Humanity

Yesterday, I heard an historian on the radio speculating on the future and exponential evolution of the human species through technology and medicine. He stated flatly that the human species will evolve more in the next 100 years than it has in the previous 100,000. Impressive vision.

The basis of this prediction is the gradual replacement of natural organic parts of the human body with mechanical or cultivated organic parts. The merging of robotics and genetic manipulation with natural development. The implications are staggering.

More human beings in the upper echelons of human populations will live into their second century potentially. They will have access to the newest life-prolonging interventions. The lower echelons of human populations, unless subjected to some form of control, will continue to have more and more children with less and less possibility of a long and healthy life. This obvious parallel process was ignored by yesterday's erudite presenter. The blindness of the privileged academic.
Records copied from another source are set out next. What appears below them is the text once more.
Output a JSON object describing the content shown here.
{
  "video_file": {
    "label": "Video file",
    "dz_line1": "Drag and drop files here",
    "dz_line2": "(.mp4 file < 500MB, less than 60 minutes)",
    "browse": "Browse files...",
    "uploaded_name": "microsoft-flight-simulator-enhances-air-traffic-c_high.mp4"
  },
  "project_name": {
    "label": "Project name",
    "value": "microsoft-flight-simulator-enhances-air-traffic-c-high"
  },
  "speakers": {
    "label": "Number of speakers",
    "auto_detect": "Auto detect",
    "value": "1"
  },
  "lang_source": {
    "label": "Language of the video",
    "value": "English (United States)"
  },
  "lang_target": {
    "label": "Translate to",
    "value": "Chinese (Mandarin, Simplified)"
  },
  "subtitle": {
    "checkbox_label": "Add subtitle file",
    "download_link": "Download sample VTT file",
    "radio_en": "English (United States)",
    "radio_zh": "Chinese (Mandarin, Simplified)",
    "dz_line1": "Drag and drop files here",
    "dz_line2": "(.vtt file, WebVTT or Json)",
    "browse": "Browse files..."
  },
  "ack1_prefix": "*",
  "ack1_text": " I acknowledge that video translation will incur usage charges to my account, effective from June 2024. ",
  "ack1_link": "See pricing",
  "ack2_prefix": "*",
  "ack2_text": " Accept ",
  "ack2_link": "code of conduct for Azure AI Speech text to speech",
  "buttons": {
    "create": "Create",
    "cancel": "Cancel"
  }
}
I am neither a Luddite nor a futurist. I like to think both of my feet are on the ground, but still progressing in the direction of knowledge and understanding. So, I am thinking, "Is this really where the human species, as a whole, wishes to go?" Obviously, those who think that cloning or nanotechnology are the salvation of mankind will salivate at this vision of the future. What of the billions of human beings who are far removed from these visions of eternal robotic life and heavenly materialism? Will they be conscripted for labor or will they be swept away?

When I first pondered the historian's vision, I thought, "There is no place for humanism in that future." I subsequently realized that vision, representative of the vision of those who embrace corporate power over human rights and justice, is an outstanding reason for furthering humanist ideals and action in the present.